Чай Лесевский готовил долго. Во-первых, для этого надо было растопить печь. Здесь пришлось Чарнацкому взяться за дело, поскольку у хозяина ничего не получалось.
— А самовара у вас нет?
— Самовар у Елизаветы Васильевны, у… соседки, но ее сейчас нет дома.
— В ссылке я знал поляка, который часами мучился, чтобы вскипятить себе чайник на костре или на плите, но ни за что не хотел завести самовара. Говорил, Россия для поляков опасна именно самоваром, русскими книгами и русской женой. Спорил я с ним, а он свое: Россия душу хочет у нас забрать, и самовар сам по себе вроде бы не опасен, однако дьявольская выдумка, созданная ассимилировать нас как нацию.
— У пролетариата нет таких проблем, — заметил Лесевский. — Наши русские товарищи поют польские революционные песни и не боятся за свою душу.
Вроде убедительно, а с другой стороны — не очень. Русские, скинув татаро-монгольское иго, консолидировались как нация, и теперь им не грозит опасность раствориться в иной национальной общности.
Они пили чай и не умолкая разговаривали.
— Вас смущает, что арестовали зачинщиков бунта и солдаты остались без вожаков. — Лесевский грел руки о стакан с чаем, тепло от печи еще не ощущалось. — Утверждаете, что выступление против Временного правительства может привести к активизации Корнилова. А ведь, чтобы покончить с вожаками, всю Россию рабочую и солдатскую придется перестрелять. В этом сила грядущей революции. А для здешних солдат это был хороший урок: они избавились от иллюзий. А иллюзии подчас бывают страшнее артиллерии. Теперь даже самый далекий от политики солдат Иркутского гарнизона знает, что такое демократ Краковецкий.

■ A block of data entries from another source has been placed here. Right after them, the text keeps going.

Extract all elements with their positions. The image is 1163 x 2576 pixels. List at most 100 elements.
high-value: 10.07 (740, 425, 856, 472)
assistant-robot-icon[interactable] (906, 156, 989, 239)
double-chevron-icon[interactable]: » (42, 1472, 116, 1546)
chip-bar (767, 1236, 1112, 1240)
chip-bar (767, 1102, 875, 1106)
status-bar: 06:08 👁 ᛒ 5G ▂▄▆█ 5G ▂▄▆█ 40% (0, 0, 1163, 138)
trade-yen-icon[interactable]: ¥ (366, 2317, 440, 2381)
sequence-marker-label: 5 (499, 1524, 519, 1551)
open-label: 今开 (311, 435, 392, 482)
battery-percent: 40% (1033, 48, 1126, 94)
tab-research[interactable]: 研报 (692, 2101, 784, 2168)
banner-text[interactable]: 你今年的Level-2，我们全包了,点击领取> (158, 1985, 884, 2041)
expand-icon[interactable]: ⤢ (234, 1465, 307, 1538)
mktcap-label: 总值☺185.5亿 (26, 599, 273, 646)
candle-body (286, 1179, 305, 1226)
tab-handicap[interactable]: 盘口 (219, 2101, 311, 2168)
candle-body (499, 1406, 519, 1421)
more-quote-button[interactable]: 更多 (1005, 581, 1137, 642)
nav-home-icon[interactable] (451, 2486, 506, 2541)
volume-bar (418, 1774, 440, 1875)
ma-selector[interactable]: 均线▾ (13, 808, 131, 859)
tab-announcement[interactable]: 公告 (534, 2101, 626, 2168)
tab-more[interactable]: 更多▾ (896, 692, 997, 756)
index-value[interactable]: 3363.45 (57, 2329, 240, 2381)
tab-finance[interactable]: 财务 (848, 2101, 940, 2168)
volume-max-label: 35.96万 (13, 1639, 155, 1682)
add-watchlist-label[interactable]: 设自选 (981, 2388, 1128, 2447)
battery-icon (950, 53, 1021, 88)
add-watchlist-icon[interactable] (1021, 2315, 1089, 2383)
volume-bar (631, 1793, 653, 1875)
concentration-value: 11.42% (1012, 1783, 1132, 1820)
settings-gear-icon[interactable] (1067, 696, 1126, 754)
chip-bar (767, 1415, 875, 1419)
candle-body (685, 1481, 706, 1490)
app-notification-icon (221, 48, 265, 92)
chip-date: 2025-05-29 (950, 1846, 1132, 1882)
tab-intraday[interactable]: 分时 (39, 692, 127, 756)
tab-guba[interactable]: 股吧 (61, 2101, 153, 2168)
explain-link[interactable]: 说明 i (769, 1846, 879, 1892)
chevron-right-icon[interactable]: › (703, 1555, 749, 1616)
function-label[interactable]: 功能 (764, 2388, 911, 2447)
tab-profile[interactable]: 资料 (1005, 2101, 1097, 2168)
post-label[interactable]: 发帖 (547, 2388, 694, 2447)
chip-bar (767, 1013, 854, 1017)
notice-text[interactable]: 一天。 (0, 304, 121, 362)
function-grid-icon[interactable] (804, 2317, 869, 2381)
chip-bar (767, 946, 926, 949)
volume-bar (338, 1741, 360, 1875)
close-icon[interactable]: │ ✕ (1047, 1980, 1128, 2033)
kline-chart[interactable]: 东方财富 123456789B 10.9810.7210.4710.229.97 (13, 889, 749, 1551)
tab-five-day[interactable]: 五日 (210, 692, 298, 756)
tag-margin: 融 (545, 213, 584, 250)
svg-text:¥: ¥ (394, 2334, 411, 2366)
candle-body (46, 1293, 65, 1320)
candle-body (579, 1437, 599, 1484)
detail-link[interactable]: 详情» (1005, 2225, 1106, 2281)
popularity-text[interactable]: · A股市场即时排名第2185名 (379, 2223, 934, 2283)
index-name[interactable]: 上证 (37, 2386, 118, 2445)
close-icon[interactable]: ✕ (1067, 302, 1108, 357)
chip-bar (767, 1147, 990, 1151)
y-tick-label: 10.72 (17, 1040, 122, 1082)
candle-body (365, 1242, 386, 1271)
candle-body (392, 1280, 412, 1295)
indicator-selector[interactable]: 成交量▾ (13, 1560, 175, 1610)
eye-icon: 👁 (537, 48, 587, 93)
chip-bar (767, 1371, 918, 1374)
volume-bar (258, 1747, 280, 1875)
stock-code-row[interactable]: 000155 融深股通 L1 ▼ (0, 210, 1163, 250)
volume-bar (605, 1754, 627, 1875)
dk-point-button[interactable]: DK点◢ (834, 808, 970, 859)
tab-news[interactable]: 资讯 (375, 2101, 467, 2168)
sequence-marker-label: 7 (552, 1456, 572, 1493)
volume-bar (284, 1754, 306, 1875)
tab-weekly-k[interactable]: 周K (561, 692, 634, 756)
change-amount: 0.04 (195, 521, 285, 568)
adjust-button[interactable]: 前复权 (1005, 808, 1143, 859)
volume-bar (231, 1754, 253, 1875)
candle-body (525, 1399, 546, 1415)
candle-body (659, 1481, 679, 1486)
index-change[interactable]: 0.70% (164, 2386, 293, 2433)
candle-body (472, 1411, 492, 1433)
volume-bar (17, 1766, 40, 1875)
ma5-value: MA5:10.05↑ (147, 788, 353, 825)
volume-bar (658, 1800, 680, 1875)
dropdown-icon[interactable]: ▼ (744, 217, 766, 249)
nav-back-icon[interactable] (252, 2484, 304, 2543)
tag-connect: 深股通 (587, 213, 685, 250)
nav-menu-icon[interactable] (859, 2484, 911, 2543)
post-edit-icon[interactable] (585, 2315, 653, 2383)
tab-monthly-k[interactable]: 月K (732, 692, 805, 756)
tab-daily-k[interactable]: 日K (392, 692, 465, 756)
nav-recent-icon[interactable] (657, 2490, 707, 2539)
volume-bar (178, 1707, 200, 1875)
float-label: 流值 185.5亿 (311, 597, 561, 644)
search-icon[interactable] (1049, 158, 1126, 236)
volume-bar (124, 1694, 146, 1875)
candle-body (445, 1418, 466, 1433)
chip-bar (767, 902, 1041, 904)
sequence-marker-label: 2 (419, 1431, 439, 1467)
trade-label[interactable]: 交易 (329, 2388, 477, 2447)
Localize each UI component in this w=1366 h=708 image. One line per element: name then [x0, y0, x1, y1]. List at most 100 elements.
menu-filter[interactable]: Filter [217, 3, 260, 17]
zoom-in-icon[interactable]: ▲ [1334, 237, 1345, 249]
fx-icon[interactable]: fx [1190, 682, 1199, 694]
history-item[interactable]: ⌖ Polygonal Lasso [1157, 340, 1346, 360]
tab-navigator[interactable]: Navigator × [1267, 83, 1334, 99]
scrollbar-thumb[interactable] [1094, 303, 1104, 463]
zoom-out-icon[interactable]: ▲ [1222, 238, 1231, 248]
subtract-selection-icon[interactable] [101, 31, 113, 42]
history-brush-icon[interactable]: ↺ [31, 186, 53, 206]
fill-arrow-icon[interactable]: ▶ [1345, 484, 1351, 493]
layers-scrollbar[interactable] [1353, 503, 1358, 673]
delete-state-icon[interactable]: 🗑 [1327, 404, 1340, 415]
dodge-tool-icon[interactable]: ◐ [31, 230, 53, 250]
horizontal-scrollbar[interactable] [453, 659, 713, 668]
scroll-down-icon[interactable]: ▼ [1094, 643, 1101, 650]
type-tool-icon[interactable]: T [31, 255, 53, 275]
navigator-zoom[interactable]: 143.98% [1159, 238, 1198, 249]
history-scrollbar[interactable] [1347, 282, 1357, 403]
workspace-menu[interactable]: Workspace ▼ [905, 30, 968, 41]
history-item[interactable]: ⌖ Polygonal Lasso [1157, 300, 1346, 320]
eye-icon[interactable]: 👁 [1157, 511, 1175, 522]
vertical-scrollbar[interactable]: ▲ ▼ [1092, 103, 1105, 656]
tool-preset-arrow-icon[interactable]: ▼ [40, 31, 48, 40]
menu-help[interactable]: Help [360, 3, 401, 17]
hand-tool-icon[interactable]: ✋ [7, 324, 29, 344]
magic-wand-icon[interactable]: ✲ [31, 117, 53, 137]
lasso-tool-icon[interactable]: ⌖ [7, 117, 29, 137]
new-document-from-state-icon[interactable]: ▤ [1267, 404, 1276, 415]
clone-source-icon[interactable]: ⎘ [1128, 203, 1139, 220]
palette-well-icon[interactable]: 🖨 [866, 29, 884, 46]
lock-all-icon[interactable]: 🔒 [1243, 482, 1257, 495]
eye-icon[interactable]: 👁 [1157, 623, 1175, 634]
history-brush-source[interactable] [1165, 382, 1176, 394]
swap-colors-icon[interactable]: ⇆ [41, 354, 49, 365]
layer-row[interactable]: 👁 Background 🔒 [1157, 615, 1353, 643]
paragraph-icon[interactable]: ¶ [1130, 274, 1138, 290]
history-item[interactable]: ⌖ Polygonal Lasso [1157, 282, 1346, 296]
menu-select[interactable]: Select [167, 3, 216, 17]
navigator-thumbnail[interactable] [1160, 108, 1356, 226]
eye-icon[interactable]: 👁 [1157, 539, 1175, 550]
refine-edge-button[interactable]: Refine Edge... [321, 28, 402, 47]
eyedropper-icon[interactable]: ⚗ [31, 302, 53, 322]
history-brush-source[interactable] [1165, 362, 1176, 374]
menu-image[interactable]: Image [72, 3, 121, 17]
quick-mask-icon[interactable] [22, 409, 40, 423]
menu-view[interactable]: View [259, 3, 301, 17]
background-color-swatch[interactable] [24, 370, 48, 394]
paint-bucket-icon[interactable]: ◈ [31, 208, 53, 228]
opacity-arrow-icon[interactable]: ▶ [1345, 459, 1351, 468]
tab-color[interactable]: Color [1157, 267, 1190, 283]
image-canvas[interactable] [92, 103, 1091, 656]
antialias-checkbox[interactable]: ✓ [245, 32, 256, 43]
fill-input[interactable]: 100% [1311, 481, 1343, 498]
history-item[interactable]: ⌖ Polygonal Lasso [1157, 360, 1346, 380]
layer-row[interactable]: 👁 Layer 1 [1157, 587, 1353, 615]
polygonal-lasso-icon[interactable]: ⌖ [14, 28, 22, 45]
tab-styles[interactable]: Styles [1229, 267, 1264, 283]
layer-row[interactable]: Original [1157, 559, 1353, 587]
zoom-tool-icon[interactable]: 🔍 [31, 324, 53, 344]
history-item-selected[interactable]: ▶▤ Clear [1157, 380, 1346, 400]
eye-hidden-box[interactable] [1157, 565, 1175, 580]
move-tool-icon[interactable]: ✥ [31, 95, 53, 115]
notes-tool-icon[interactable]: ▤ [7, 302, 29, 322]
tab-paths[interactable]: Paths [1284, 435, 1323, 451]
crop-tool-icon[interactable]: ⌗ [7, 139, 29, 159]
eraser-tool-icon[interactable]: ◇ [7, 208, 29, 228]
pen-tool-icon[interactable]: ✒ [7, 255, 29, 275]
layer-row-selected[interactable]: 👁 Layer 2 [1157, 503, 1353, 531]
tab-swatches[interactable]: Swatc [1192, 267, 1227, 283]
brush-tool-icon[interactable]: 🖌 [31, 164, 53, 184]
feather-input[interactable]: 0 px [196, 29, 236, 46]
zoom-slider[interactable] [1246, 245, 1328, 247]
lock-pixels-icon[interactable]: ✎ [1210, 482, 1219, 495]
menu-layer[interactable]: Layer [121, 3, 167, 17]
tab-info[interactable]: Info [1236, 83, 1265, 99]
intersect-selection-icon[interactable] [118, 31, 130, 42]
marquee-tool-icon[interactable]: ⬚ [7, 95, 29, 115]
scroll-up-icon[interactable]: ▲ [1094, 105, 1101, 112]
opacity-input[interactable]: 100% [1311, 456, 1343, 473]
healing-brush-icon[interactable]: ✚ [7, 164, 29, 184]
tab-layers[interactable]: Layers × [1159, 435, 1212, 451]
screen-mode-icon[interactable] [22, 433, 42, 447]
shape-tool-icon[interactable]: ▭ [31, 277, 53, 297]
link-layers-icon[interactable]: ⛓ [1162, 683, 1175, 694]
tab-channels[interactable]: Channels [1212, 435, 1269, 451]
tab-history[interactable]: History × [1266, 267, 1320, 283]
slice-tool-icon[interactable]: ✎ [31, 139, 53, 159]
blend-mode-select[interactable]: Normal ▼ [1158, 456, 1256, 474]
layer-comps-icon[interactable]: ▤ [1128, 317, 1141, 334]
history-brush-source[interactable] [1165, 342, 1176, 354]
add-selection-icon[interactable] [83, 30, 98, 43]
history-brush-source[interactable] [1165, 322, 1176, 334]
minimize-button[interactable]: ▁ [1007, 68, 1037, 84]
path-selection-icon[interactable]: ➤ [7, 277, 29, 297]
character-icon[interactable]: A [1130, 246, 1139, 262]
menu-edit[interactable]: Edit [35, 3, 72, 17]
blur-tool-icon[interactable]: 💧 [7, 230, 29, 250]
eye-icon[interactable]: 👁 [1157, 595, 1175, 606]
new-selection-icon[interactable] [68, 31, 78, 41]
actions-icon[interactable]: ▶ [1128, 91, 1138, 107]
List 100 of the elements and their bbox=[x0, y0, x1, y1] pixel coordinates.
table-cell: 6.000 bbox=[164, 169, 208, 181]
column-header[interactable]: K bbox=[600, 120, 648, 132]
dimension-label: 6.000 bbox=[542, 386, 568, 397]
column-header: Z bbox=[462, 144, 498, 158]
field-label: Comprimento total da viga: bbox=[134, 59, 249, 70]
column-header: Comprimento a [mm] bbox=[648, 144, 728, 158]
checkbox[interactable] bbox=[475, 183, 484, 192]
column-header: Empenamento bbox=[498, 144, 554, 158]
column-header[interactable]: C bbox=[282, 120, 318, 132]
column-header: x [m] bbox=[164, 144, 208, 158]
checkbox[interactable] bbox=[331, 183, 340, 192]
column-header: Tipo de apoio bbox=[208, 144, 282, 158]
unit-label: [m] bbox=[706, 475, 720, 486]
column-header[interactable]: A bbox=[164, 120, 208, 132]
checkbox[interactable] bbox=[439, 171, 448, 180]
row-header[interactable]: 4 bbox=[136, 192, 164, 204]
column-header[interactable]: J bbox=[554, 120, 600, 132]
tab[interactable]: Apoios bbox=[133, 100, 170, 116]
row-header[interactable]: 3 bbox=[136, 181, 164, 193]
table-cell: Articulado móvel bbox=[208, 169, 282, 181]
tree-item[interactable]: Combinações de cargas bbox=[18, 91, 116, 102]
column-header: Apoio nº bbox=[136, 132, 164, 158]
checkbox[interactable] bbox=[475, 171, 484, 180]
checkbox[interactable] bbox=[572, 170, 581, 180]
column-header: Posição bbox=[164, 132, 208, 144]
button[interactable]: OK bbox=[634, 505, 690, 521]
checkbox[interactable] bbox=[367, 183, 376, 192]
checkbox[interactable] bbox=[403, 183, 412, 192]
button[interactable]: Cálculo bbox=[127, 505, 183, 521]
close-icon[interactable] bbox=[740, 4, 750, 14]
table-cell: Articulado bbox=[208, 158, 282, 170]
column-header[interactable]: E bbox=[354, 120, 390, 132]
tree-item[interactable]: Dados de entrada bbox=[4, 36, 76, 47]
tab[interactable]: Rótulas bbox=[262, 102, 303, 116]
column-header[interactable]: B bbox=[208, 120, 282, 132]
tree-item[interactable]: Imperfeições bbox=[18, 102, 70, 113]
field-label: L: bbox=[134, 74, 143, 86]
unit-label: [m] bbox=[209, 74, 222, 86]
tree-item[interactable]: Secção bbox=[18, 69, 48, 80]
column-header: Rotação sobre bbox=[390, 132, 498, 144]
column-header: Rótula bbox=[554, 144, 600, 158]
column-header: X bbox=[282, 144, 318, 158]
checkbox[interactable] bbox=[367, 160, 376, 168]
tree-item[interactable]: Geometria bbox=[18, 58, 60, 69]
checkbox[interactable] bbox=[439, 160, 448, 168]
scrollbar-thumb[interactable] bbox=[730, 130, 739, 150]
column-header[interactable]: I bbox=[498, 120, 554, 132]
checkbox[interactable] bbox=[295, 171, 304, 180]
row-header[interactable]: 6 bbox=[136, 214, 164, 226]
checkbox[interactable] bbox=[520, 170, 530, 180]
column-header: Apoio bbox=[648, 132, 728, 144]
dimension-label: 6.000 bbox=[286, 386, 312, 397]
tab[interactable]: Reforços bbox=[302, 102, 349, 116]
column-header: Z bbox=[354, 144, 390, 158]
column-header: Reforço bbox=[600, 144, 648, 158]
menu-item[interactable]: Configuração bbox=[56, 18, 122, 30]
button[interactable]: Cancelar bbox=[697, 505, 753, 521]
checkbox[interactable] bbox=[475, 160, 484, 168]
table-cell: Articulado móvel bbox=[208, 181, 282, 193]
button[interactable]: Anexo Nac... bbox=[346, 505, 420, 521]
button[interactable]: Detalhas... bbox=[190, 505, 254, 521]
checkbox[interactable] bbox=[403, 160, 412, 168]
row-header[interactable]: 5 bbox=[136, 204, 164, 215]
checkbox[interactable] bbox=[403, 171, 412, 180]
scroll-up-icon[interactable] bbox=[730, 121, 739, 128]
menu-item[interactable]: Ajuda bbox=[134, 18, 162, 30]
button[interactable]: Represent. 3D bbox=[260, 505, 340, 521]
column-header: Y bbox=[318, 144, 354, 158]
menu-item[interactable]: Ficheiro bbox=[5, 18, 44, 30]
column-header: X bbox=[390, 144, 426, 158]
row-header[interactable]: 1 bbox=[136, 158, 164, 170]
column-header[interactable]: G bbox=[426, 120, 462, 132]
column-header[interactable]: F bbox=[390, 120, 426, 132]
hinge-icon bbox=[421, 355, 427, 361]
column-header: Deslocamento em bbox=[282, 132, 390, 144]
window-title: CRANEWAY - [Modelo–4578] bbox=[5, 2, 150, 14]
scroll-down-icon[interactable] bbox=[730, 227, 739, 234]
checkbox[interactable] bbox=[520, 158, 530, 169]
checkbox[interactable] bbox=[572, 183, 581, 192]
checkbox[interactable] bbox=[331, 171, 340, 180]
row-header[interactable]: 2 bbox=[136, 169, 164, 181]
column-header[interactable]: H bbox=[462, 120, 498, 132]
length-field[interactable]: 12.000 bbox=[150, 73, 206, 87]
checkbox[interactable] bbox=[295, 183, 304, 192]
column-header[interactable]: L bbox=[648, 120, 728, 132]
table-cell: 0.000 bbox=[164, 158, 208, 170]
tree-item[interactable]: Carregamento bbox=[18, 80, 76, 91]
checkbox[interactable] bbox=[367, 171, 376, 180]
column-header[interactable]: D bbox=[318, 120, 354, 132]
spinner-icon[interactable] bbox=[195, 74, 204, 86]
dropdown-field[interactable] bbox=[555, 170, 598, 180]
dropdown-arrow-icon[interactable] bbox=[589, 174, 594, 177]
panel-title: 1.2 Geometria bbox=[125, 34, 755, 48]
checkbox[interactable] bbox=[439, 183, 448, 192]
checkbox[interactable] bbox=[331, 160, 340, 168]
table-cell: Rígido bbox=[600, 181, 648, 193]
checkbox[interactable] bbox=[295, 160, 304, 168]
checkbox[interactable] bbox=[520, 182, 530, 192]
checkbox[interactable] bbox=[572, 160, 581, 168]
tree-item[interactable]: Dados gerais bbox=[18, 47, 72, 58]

«Можно и так, — мысленно согласился с ним Чарнацкий. — Поражение всегда учит, приближает победу. Эта вера, эта абсолютная уверенность в том, что события развиваются именно так, как предсказывали большевики, нравится мне. Ну хорошо, я более или менее представляю, что ждет Россию. А Польша?» Почему-то взгляд его упал на толстую тетрадь в сильно потрепанной обложке, лежащую на столике.
— Давайте займемся вторым вопросом, которого вы коснулись. Так вот, если б мы с упорством не направляли Россию влево, как это вы изволили заметить, вы давно бы уже получили вместо жалкой видимости демократии военную диктатуру. Для оправдания ее отыскалось бы множество доводов: покончить с анархией, с экономическим хаосом, потребности фронта, ну и главный аргумент — необходимость разгрома извечного врага России — Германии. Не подлежит сомнению, что военную диктатуру, выступающую с подобной программой, поддержали бы с превеликим энтузиазмом западные демократии — Франция и Англия, не говоря уж о президенте Вильсоне. Так вот они, хорошо зная механизмы, с помощью которых в рамках подобной системы, именно в рамках подобной системы, можно держать в повиновении трудящиеся массы, смотрят свысока на эту несуразную, бездарно сфабрикованную, плохо скопированную с них российскую буржуазную демократию. Демократию, на которой все еще лежит печать самодержавия. Но у которой дурно пахнут ее мужицкие ноги, да и солдатские зубы сгнили, и прогрызть ими германский фронт такая демократия не сможет. — Лесевский внезапно остановился. — Как вы думаете, почему я с вами так горячо все обсуждаю?